Heetch, le loup solitaire
Dans ce panorama, Heetch fait d’ailleurs figure de loup solitaire avec son service disponible uniquement le soir et dont le prix de la course n’est donné qu’à titre indicatif et laissé à la discrétion des utilisateurs. Si, strictement parlant, son activité est proche de celle d’UberPop (n’est pas considéré comme du covoiturage une course dont la destination est définie par le client), la startup française tente de s’en éloigner et de se présenter comme un service hors secteur qui ne fait concurrence à personne.
Le ride sharing, comme Heetch nomme son activité, est pensé comme un service d’intérêt public : il vise surtout les jeunes de banlieues en leur permettant de rentrer chez eux à moindre frais et sans le risque de prendre la voiture après une soirée arrosée. L’intérêt financier est secondaire et on met, chez Heetch, plus en avant l’entraide que le beurre dans les épinards.
Dans une situation difficile après la mise en examen de leurs dirigeants, Heetch tente de montrer patte blanche en proposant au gouvernement, aux VTC et aux taxis des idées pour un terrain d’entente qui pourrait résoudre cette crise. Ces quatre pistes ont été formulées par l’entreprise ce matin lors d’une conférence de presse et reprises sur le site de Heetch :
- Permettre aux taxis d’accéder à la nouvelle clientèle numérique que les VTC ont su séduire.
- Garantir deux avantages aux taxis : l’exclusivité de la maraude physique et l’utilisation des voies de bus et taxis.
- Créer une taxe de transition numérique applicable à toutes les plateformes de réservation pour compenser le changement numérique que subissent les taxis.
- Permettre l’innovation sans déséquilibrer le secteur.
En d’autres termes, il s’agirait d’accompagner légalement et par un effort de tous les partis la transition d’un secteur vers le numérique. Une belle idée qui pourrait tout de même effrayer le gouvernement : devra-t-il, après l’avoir fait une fois, jouer systématiquement les baby-sitters pour les secteurs qui prospèrent depuis longtemps et qui se sentent menacés dans leur inertie par de jeunes pousses qui apportent un changement radical ?

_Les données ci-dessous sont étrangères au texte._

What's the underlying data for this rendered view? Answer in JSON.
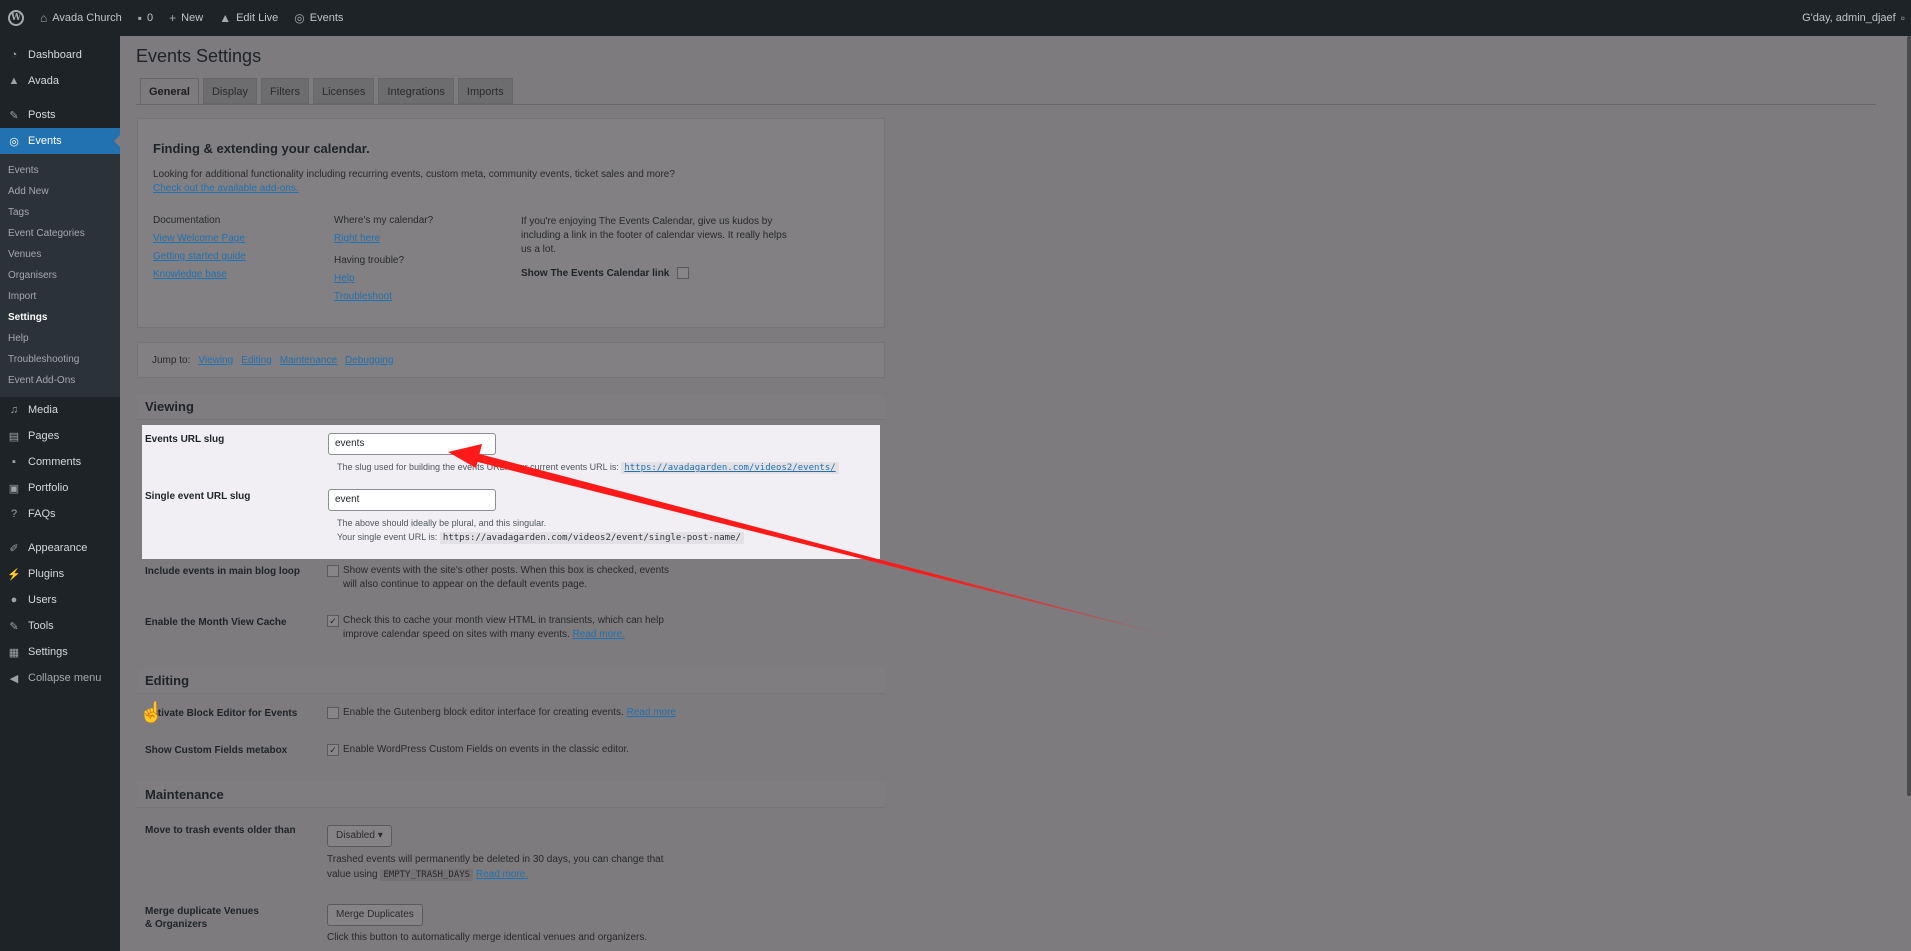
{
  "adminbar": {
    "site": "Avada Church",
    "comments_count": "0",
    "new": "New",
    "edit_live": "Edit Live",
    "events": "Events",
    "greeting": "G'day, admin_djaef"
  },
  "sidebar": {
    "top_items": [
      {
        "label": "Dashboard",
        "icon": "dashboard-icon"
      },
      {
        "label": "Avada",
        "icon": "avada-icon"
      },
      {
        "label": "Posts",
        "icon": "pin-icon"
      },
      {
        "label": "Events",
        "icon": "calendar-icon"
      }
    ],
    "events_sub": [
      "Events",
      "Add New",
      "Tags",
      "Event Categories",
      "Venues",
      "Organisers",
      "Import",
      "Settings",
      "Help",
      "Troubleshooting",
      "Event Add-Ons"
    ],
    "bottom_items": [
      {
        "label": "Media",
        "icon": "media-icon"
      },
      {
        "label": "Pages",
        "icon": "pages-icon"
      },
      {
        "label": "Comments",
        "icon": "comments-icon"
      },
      {
        "label": "Portfolio",
        "icon": "portfolio-icon"
      },
      {
        "label": "FAQs",
        "icon": "faq-icon"
      },
      {
        "label": "Appearance",
        "icon": "brush-icon"
      },
      {
        "label": "Plugins",
        "icon": "plugin-icon"
      },
      {
        "label": "Users",
        "icon": "users-icon"
      },
      {
        "label": "Tools",
        "icon": "tools-icon"
      },
      {
        "label": "Settings",
        "icon": "settings-icon"
      },
      {
        "label": "Collapse menu",
        "icon": "collapse-icon"
      }
    ]
  },
  "page": {
    "title": "Events Settings",
    "tabs": [
      "General",
      "Display",
      "Filters",
      "Licenses",
      "Integrations",
      "Imports"
    ]
  },
  "promo": {
    "heading": "Finding & extending your calendar.",
    "intro": "Looking for additional functionality including recurring events, custom meta, community events, ticket sales and more?",
    "intro_link": "Check out the available add-ons.",
    "col1": {
      "title": "Documentation",
      "links": [
        "View Welcome Page",
        "Getting started guide",
        "Knowledge base"
      ]
    },
    "col2": {
      "title": "Where's my calendar?",
      "link1": "Right here",
      "title2": "Having trouble?",
      "links2": [
        "Help",
        "Troubleshoot"
      ]
    },
    "kudos_text": "If you're enjoying The Events Calendar, give us kudos by including a link in the footer of calendar views. It really helps us a lot.",
    "kudos_label": "Show The Events Calendar link"
  },
  "jump": {
    "label": "Jump to:",
    "links": [
      "Viewing",
      "Editing",
      "Maintenance",
      "Debugging"
    ]
  },
  "viewing": {
    "heading": "Viewing",
    "url_slug_label": "Events URL slug",
    "url_slug_value": "events",
    "url_slug_desc": "The slug used for building the events URL. Your current events URL is:",
    "url_slug_link": "https://avadagarden.com/videos2/events/",
    "single_label": "Single event URL slug",
    "single_value": "event",
    "single_desc1": "The above should ideally be plural, and this singular.",
    "single_desc2": "Your single event URL is:",
    "single_code": "https://avadagarden.com/videos2/event/single-post-name/",
    "loop_label": "Include events in main blog loop",
    "loop_desc": "Show events with the site's other posts. When this box is checked, events will also continue to appear on the default events page.",
    "cache_label": "Enable the Month View Cache",
    "cache_desc": "Check this to cache your month view HTML in transients, which can help improve calendar speed on sites with many events.",
    "read_more": "Read more."
  },
  "editing": {
    "heading": "Editing",
    "block_label": "Activate Block Editor for Events",
    "block_desc": "Enable the Gutenberg block editor interface for creating events.",
    "read_more": "Read more",
    "custom_label": "Show Custom Fields metabox",
    "custom_desc": "Enable WordPress Custom Fields on events in the classic editor."
  },
  "maintenance": {
    "heading": "Maintenance",
    "trash_label": "Move to trash events older than",
    "trash_select": "Disabled",
    "trash_desc1": "Trashed events will permanently be deleted in 30 days, you can change that",
    "trash_desc2": "value using",
    "trash_code": "EMPTY_TRASH_DAYS",
    "read_more": "Read more.",
    "merge_label": "Merge duplicate Venues & Organizers",
    "merge_button": "Merge Duplicates",
    "merge_desc": "Click this button to automatically merge identical venues and organizers."
  },
  "colors": {
    "accent": "#2271b1",
    "arrow": "#ff1a1a",
    "highlight": "#f1eff3"
  }
}
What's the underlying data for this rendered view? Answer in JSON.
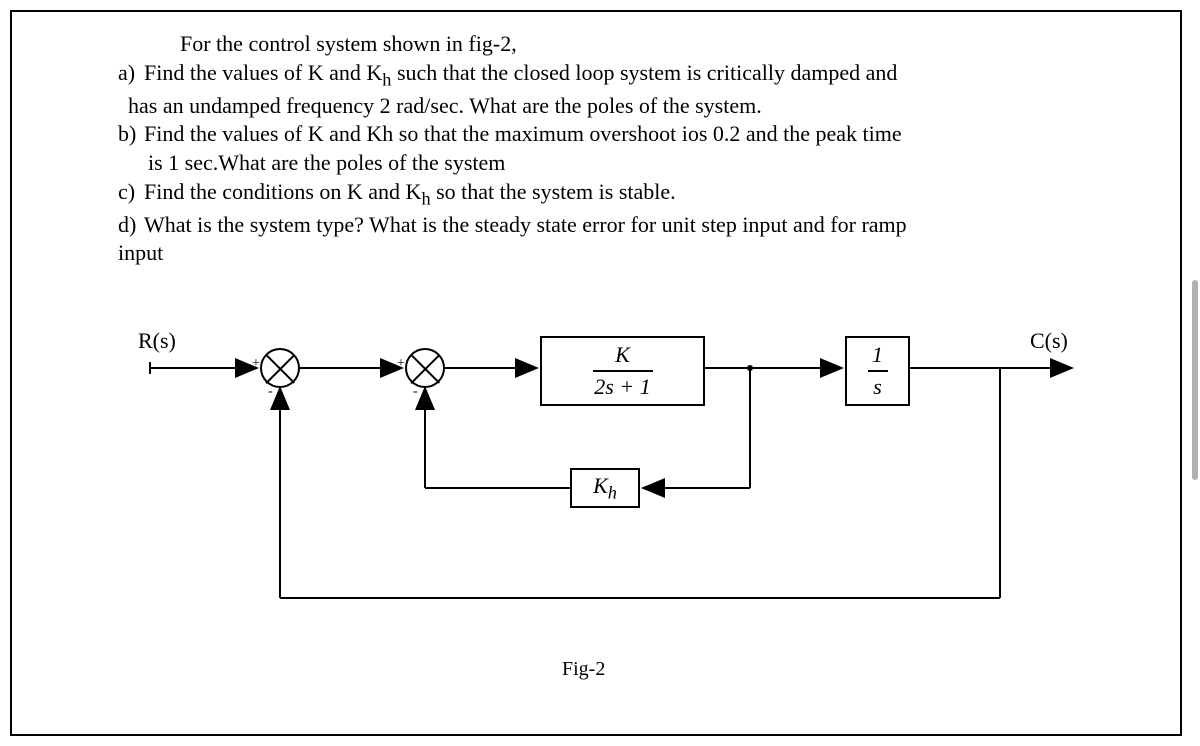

La rupture est annoncée : aux entreprises, anciennes ou récentes, de s’y préparer
Car si les taxis sont un exemple dont on parle aujourd’hui beaucoup, rien ne dit qu’une telle situation de crise entre les deux extrêmes que sont l’innovation dérégulée et le conservatisme prospère ne touchera pas un autre secteur demain.
Et, s’il faut encore le rappeler, tous les débats actuels sur cette question ne sont que les derniers souffles d’une industrie qui changera radicalement lors de la véritable révolution à venir dont on voit déjà les premiers fruits ; dans quelques années, les voitures n’auront plus besoin de chauffeur, qu’elles soient opérées par Uber, Lyft, Tesla ou Google. La rupture est annoncée : au gouvernement et aux entreprises, anciennes ou récentes, de s’y préparer.